As documented in Breaking the Bee, as well as in Shalini Shankar’s new book, Beeline, the training regimen of these elite spellers allows them to zero in on the words that they need to know in order to succeed at both the regional and national levels of the bee. Most of the top competitors have personal coaches, and six out of the eight co-champs used study materials from SpellPundit, a company started by the Dasari family of Spring, Texas. Shobha Dasari, a high-school senior now headed to Stanford, and her younger brother, Shourav, are both recent Scripps finalists. As Shobha told the AP, “It’s all the spellers’ hard work. We just give them the words.”

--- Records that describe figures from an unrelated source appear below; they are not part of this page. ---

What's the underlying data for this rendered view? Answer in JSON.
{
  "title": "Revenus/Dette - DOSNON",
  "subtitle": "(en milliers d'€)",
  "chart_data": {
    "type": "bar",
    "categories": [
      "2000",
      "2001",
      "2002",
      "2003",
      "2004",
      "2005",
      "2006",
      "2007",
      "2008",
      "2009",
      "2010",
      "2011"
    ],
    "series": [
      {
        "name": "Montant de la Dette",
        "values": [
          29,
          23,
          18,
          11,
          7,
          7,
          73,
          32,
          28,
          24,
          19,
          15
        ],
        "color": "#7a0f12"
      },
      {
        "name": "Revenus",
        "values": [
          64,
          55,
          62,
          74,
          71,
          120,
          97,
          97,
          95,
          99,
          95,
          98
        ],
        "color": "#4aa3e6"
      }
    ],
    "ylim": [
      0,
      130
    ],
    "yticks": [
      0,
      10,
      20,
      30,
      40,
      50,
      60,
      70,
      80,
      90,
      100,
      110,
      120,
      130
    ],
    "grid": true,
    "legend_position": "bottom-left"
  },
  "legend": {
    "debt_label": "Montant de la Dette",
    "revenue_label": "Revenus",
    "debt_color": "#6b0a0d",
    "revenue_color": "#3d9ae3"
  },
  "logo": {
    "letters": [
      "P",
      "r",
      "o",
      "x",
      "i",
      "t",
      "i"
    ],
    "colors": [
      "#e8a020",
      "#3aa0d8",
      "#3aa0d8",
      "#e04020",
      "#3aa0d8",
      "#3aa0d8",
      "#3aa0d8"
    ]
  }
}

It’s no wonder that at the end of the evening, the Scripps Twitter account broke the news of the eight-way tie as “Dictionary loses.” (Merriam-Webster followed up: “The Dictionary concedes and adds that it is SO. PROUD.”) But now that the Octochamps have soundly defeated the dictionary, what’s next? Scripps might try to rejigger the rules again, but it’s clear that the bee will never be the same.